One is also best advised to do a trial run before investing a lot in certain foods and also to determine whether they would be able to sustain such diets over a long period of time. For those in the habit of emotional eating, make a point of coming up with alternative activities to engage in when in an emotional state.
7. Moderation is key
Moderation is a philosophy to live and abide by. Thus every goal we set for ourselves should be realistic and achievable within the time frame we have set for ourselves. While it is motivating to lose weight and fit in your former clothes, there is nothing wrong with settling with a weight that is achievable and healthy for now and slowly work toward greater goals.
Everything should be moderated from goals to exercises and diets. For example, diets with too few often lead to uncontrollable cravings.
Instead of setting a goal too high like losing 35 pounds in a month it would be better to set a small realistic goal of 5 pounds. It would also help to stay focused by thinking of all the positive changes you can experience by losing weight.
Other experts discourage the use of the weighing scale on a daily basis as this would only dispirit a person. Instead weigh yourself once a week at a defined time.
8. Join a support group
It’s a no brainer that people who have support from home or from family and friends lose more weight than those who fight the battle on their own. A support system not only helps to boost your morale when you feel you can’t go an extra mile but gives you a sense of fighting for not just yourself but others too.
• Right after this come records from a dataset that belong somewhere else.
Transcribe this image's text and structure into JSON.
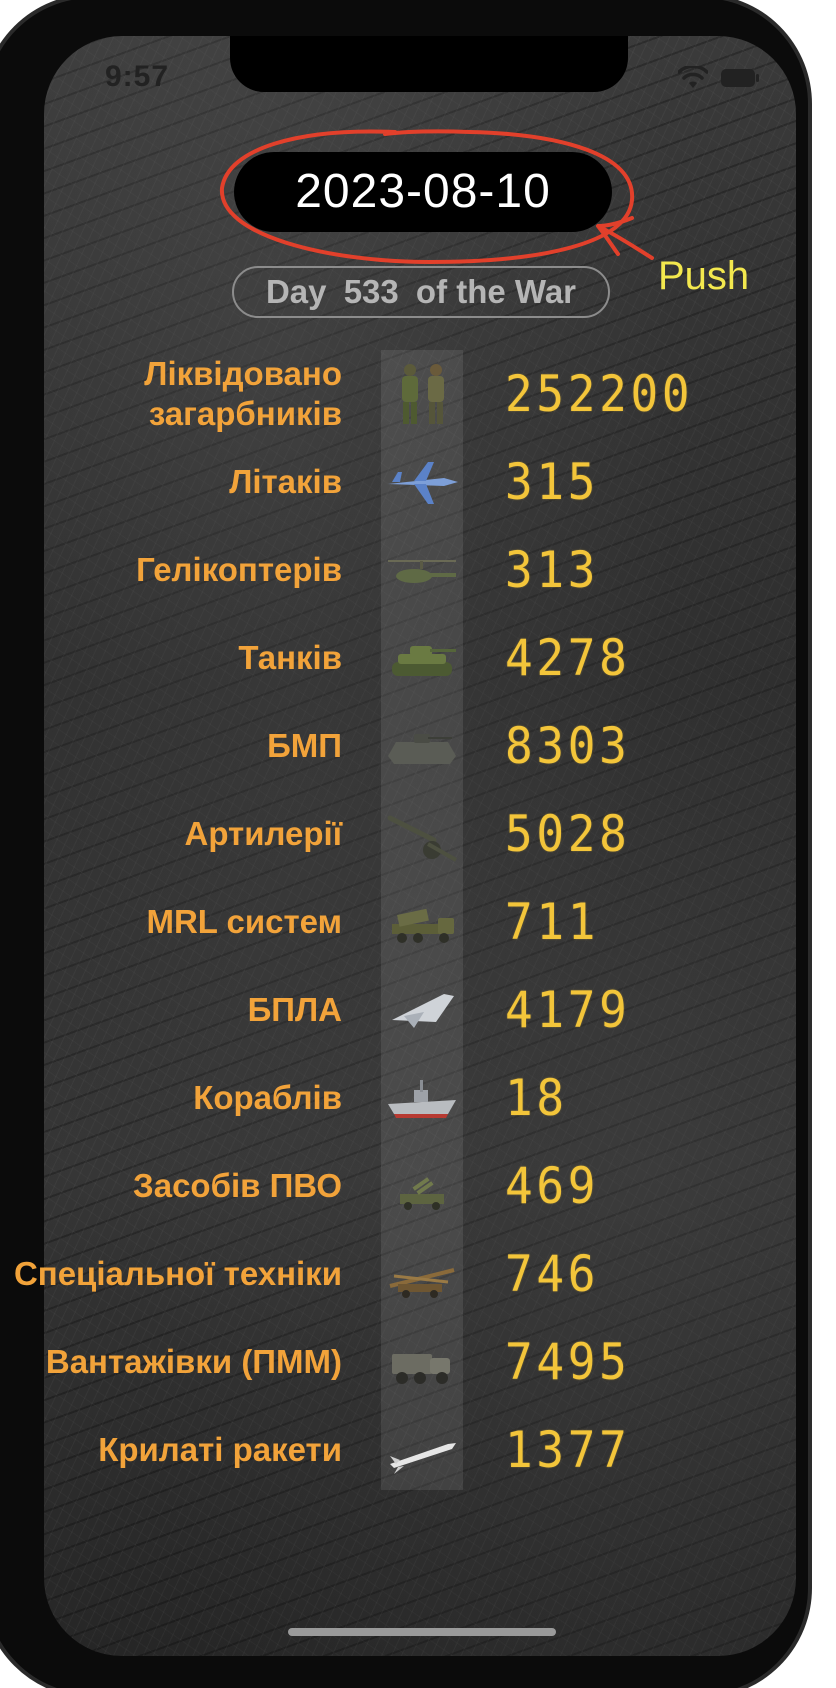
{
  "status_bar": {
    "time": "9:57",
    "wifi_icon": "wifi-icon",
    "battery_icon": "battery-icon"
  },
  "date_button": {
    "label": "2023-08-10"
  },
  "annotation": {
    "push_label": "Push",
    "color": "#e2402b",
    "text_color": "#f3e84e"
  },
  "day_counter": {
    "prefix": "Day",
    "number": "533",
    "suffix": "of the War"
  },
  "colors": {
    "label": "#f2a33a",
    "value": "#f3c53a"
  },
  "stats": [
    {
      "label": "Ліквідовано загарбників",
      "icon": "soldiers-icon",
      "value": "252200"
    },
    {
      "label": "Літаків",
      "icon": "jet-icon",
      "value": "315"
    },
    {
      "label": "Гелікоптерів",
      "icon": "helicopter-icon",
      "value": "313"
    },
    {
      "label": "Танків",
      "icon": "tank-icon",
      "value": "4278"
    },
    {
      "label": "БМП",
      "icon": "ifv-icon",
      "value": "8303"
    },
    {
      "label": "Артилерії",
      "icon": "artillery-icon",
      "value": "5028"
    },
    {
      "label": "MRL систем",
      "icon": "mrl-truck-icon",
      "value": "711"
    },
    {
      "label": "БПЛА",
      "icon": "drone-icon",
      "value": "4179"
    },
    {
      "label": "Кораблів",
      "icon": "ship-icon",
      "value": "18"
    },
    {
      "label": "Засобів ПВО",
      "icon": "air-defense-icon",
      "value": "469"
    },
    {
      "label": "Спеціальної техніки",
      "icon": "special-equipment-icon",
      "value": "746"
    },
    {
      "label": "Вантажівки (ПММ)",
      "icon": "truck-icon",
      "value": "7495"
    },
    {
      "label": "Крилаті ракети",
      "icon": "cruise-missile-icon",
      "value": "1377"
    }
  ]
}
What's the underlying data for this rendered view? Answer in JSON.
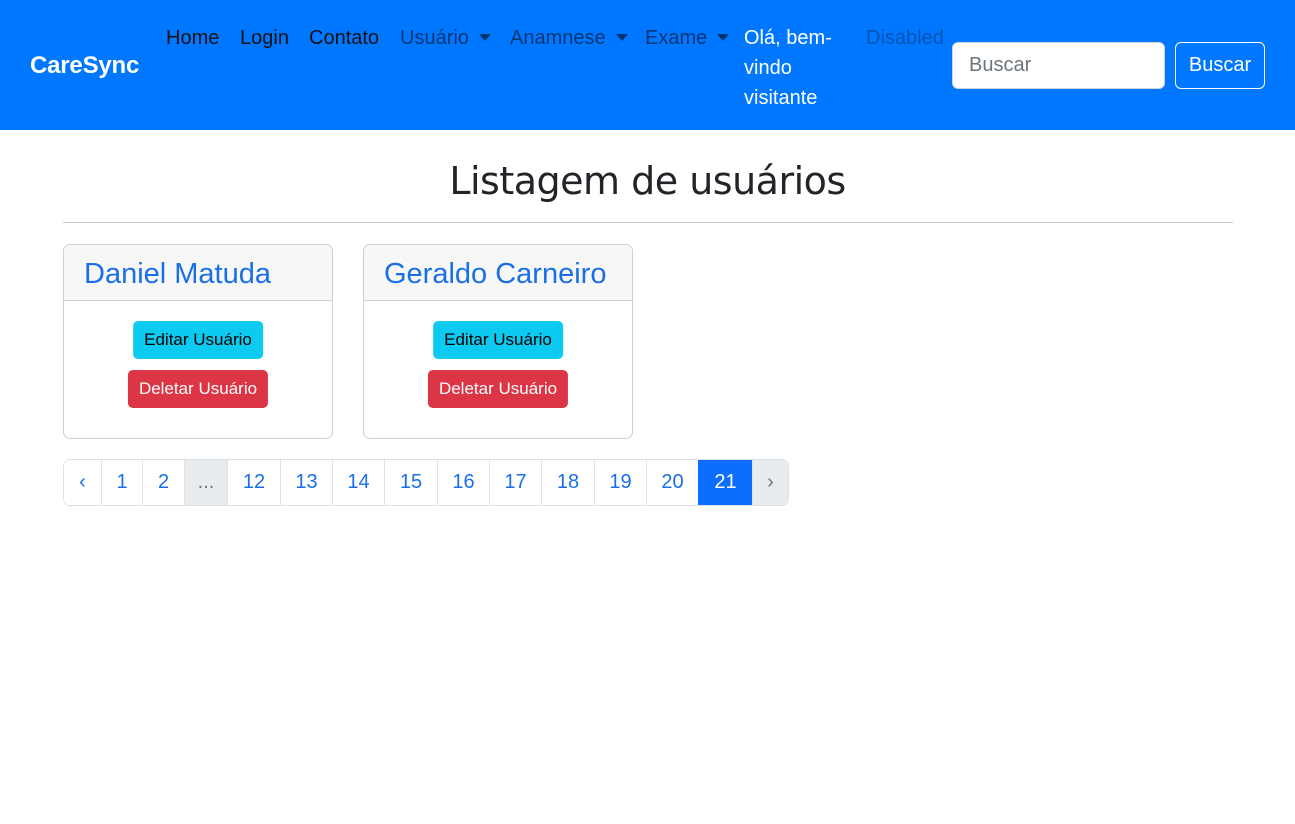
{
  "navbar": {
    "brand": "CareSync",
    "links": {
      "home": "Home",
      "login": "Login",
      "contato": "Contato",
      "usuario": "Usuário",
      "anamnese": "Anamnese",
      "exame": "Exame",
      "greeting": "Olá, bem-vindo visitante",
      "disabled": "Disabled"
    },
    "search": {
      "placeholder": "Buscar",
      "value": "",
      "button_label": "Buscar"
    }
  },
  "main": {
    "title": "Listagem de usuários",
    "users": [
      {
        "name": "Daniel Matuda",
        "edit_label": "Editar Usuário",
        "delete_label": "Deletar Usuário"
      },
      {
        "name": "Geraldo Carneiro",
        "edit_label": "Editar Usuário",
        "delete_label": "Deletar Usuário"
      }
    ]
  },
  "pagination": {
    "prev": "‹",
    "pages": [
      "1",
      "2",
      "...",
      "12",
      "13",
      "14",
      "15",
      "16",
      "17",
      "18",
      "19",
      "20",
      "21"
    ],
    "current": "21",
    "next": "›"
  },
  "colors": {
    "navbar_bg": "#0077ff",
    "link_primary": "#1a6fe8",
    "info_button": "#0dcaf0",
    "danger_button": "#dc3545",
    "active_page": "#0d6efd"
  }
}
People who have taken the step to lose weight are counseled to inform and discuss their decision and intended plan with all the involved parties such as family and friends as this will impact on their daily lives directly or indirectly. Some may oppose the change in family diet while some may support you all the way though what is important is to make sure everyone concerned is in the loop and ask for their help to achieve what you intend to.
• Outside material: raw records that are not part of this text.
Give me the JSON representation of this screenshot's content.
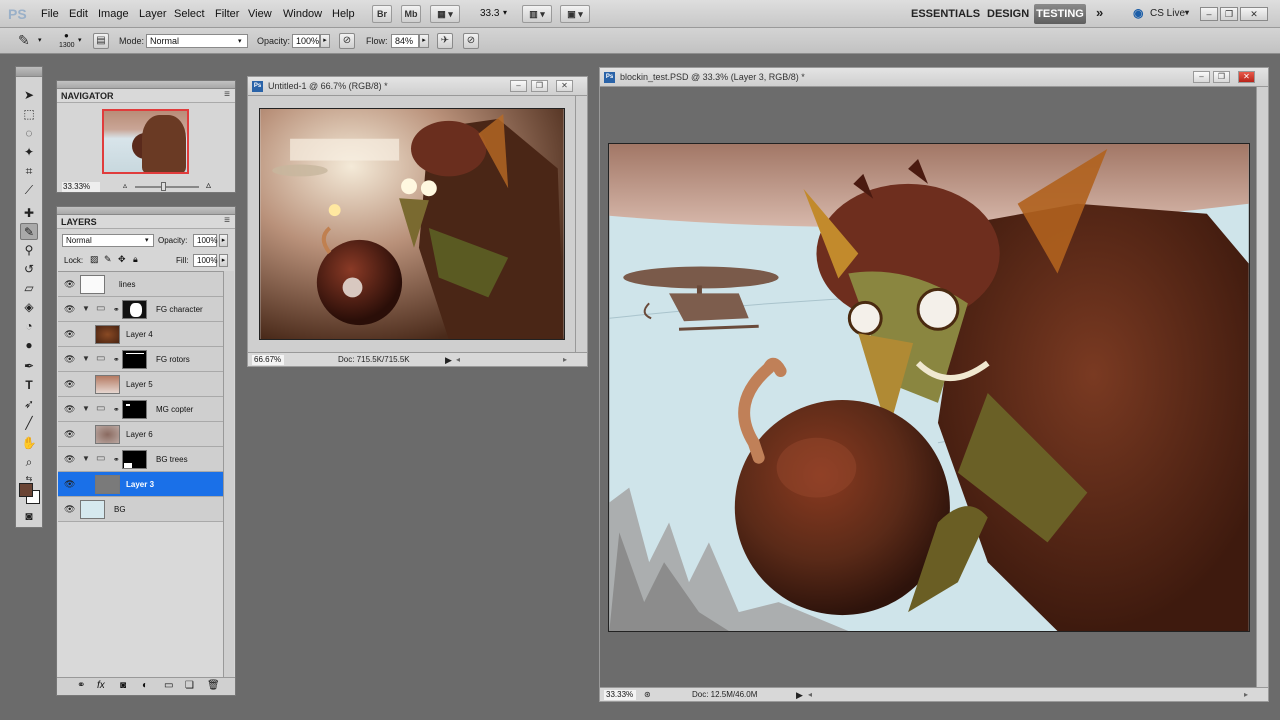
{
  "app": {
    "logo": "PS",
    "menu": [
      "File",
      "Edit",
      "Image",
      "Layer",
      "Select",
      "Filter",
      "View",
      "Window",
      "Help"
    ],
    "bridge_btn": "Br",
    "minibridge_btn": "Mb",
    "zoom_value": "33.3",
    "workspaces": [
      "ESSENTIALS",
      "DESIGN",
      "TESTING"
    ],
    "active_workspace": "TESTING",
    "cslive": "CS Live"
  },
  "options": {
    "brush_size": "1300",
    "mode_label": "Mode:",
    "mode_value": "Normal",
    "opacity_label": "Opacity:",
    "opacity_value": "100%",
    "flow_label": "Flow:",
    "flow_value": "84%"
  },
  "navigator": {
    "title": "NAVIGATOR",
    "zoom": "33.33%"
  },
  "layers_panel": {
    "title": "LAYERS",
    "blend_mode": "Normal",
    "opacity_label": "Opacity:",
    "opacity_value": "100%",
    "lock_label": "Lock:",
    "fill_label": "Fill:",
    "fill_value": "100%",
    "layers": [
      {
        "name": "lines",
        "group": false,
        "selected": false
      },
      {
        "name": "FG character",
        "group": true,
        "selected": false
      },
      {
        "name": "Layer 4",
        "group": false,
        "selected": false
      },
      {
        "name": "FG rotors",
        "group": true,
        "selected": false
      },
      {
        "name": "Layer 5",
        "group": false,
        "selected": false
      },
      {
        "name": "MG copter",
        "group": true,
        "selected": false
      },
      {
        "name": "Layer 6",
        "group": false,
        "selected": false
      },
      {
        "name": "BG trees",
        "group": true,
        "selected": false
      },
      {
        "name": "Layer 3",
        "group": false,
        "selected": true
      },
      {
        "name": "BG",
        "group": false,
        "selected": false
      }
    ]
  },
  "doc1": {
    "title": "Untitled-1 @ 66.7% (RGB/8) *",
    "zoom": "66.67%",
    "doc_size": "Doc: 715.5K/715.5K"
  },
  "doc2": {
    "title": "blockin_test.PSD @ 33.3% (Layer 3, RGB/8) *",
    "zoom": "33.33%",
    "doc_size": "Doc: 12.5M/46.0M"
  },
  "colors": {
    "selection_blue": "#1a70e8",
    "foreground_swatch": "#6b4535",
    "sky": "#cfe4ea"
  }
}
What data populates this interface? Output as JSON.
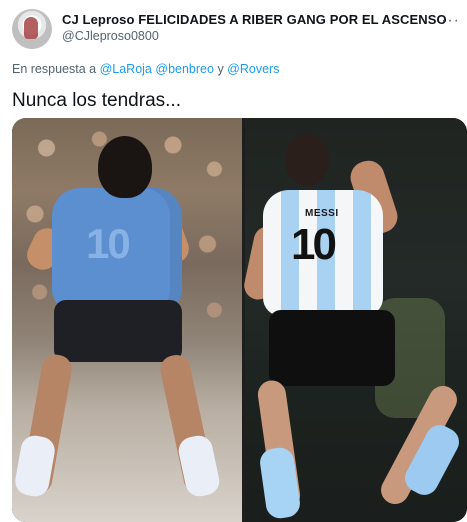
{
  "tweet": {
    "user": {
      "display_name": "CJ Leproso FELICIDADES A RIBER GANG POR EL ASCENSO",
      "handle": "@CJleproso0800"
    },
    "more_menu": "···",
    "reply_to": {
      "prefix": "En respuesta a",
      "users": [
        "@LaRoja",
        "@benbreo",
        "@Rovers"
      ],
      "conjunction": "y"
    },
    "text": "Nunca los tendras...",
    "media": {
      "left_photo": {
        "shirt_number": "10"
      },
      "right_photo": {
        "shirt_name": "MESSI",
        "shirt_number": "10"
      }
    }
  }
}
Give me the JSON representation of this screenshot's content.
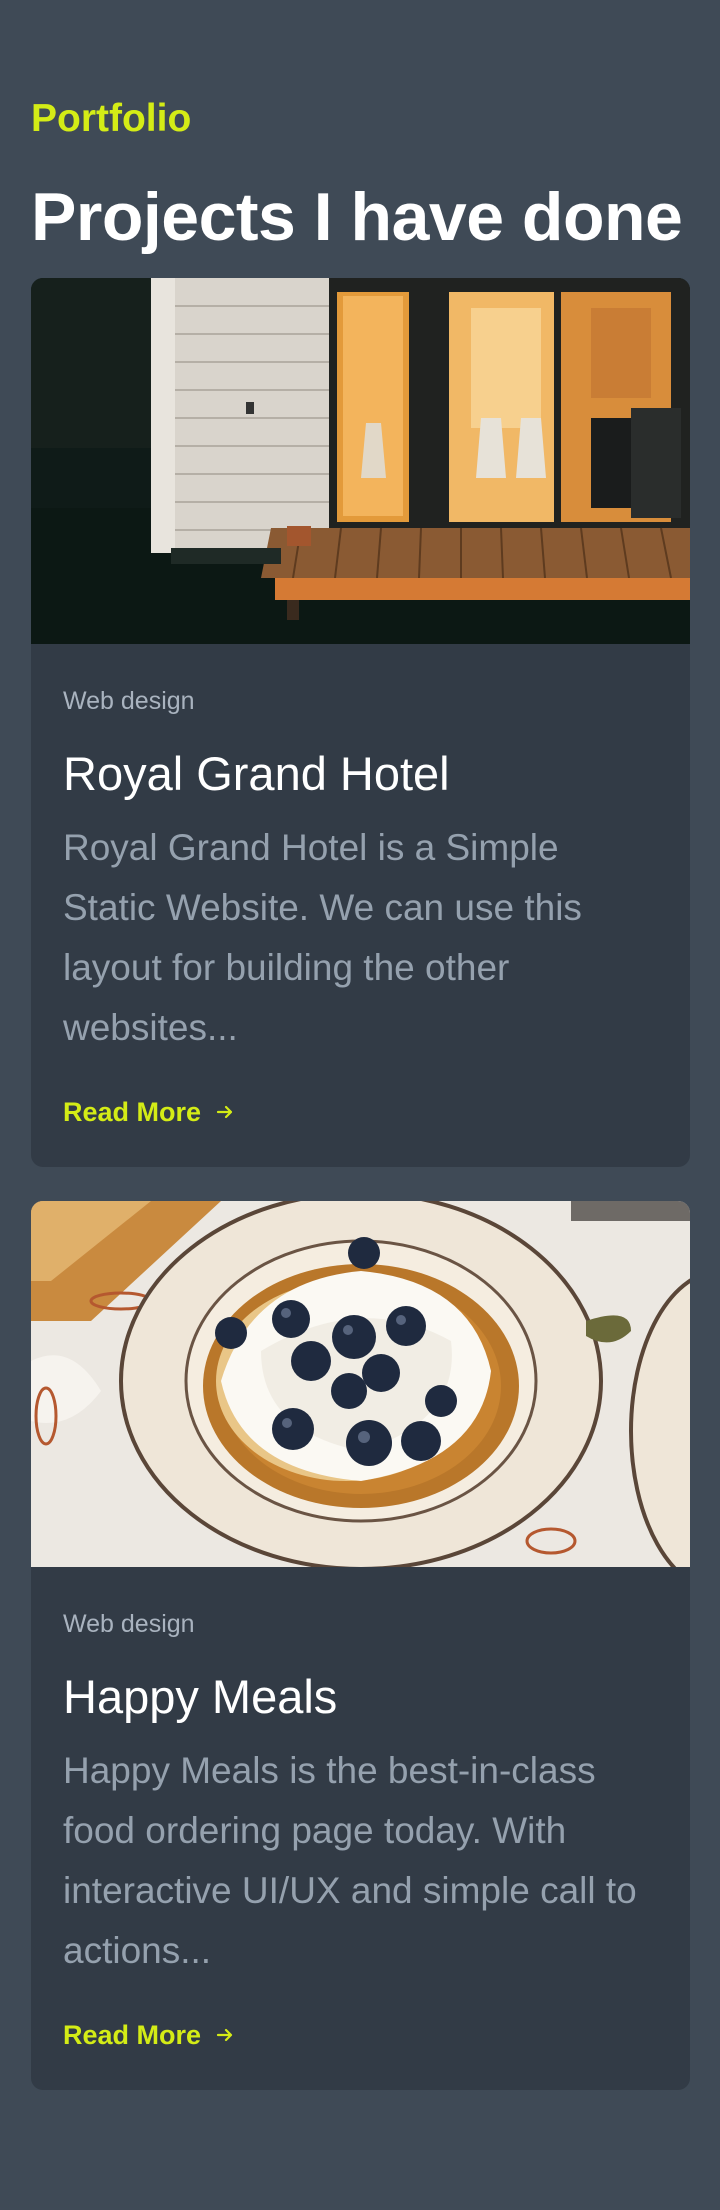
{
  "header": {
    "eyebrow": "Portfolio",
    "title": "Projects I have done"
  },
  "colors": {
    "background": "#3f4a56",
    "card": "#323b46",
    "accent": "#d4ec16",
    "title_text": "#ffffff",
    "muted_text": "#95a1ae"
  },
  "projects": [
    {
      "category": "Web design",
      "title": "Royal Grand Hotel",
      "description": "Royal Grand Hotel is a Simple Static Website. We can use this layout for building the other websites...",
      "link_label": "Read More",
      "link_icon": "arrow-right-icon",
      "image": "tiny-house-at-night-photo"
    },
    {
      "category": "Web design",
      "title": "Happy Meals",
      "description": "Happy Meals is the best-in-class food ordering page today. With interactive UI/UX and simple call to actions...",
      "link_label": "Read More",
      "link_icon": "arrow-right-icon",
      "image": "blueberry-pancakes-photo"
    }
  ]
}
It is also common to fall into the trap of relaxing and enjoying food with family or friends during special occasions and celebrations. It would be best to share what is extra with a friend and explain to those pressing you eat more your situation and with time they will accept and support you.
9. Keep an account of your efforts and journey
Keeping a chronicle of all your efforts and achievements go a long way in making sure you just don’t forget what you have been through. A diary would be a good an even better choice would be a blog. In the process you may find yourself helping other people and the joy one can get from that is beyond compare.
People have made careers from personally losing weight while others have gotten an alternative source of generating income from the blogs they keep. So share your experience!
10. Treat yourself occasionally
Treat yourself once in a while with healthy delights that help reward effort at the same time keep metabolic rate in check and prevent binges. One way of doing this is treating yourself to a regulated amount of food that you are craving. Fruits for dessert or a bite size of chocolate if you love chocolate.
It goes without saying that one should also get enough sleep and drink plenty of water. Research has proved that the lack of sleep leads to overeating and subsequent weight gain.
There is no magic pill or short cut to effectively losing weight. Despite all the modern advancements and new prospects that make the process seem easier, successful and manageable weight-loss takes nothing short of commitment, discipline and dedication.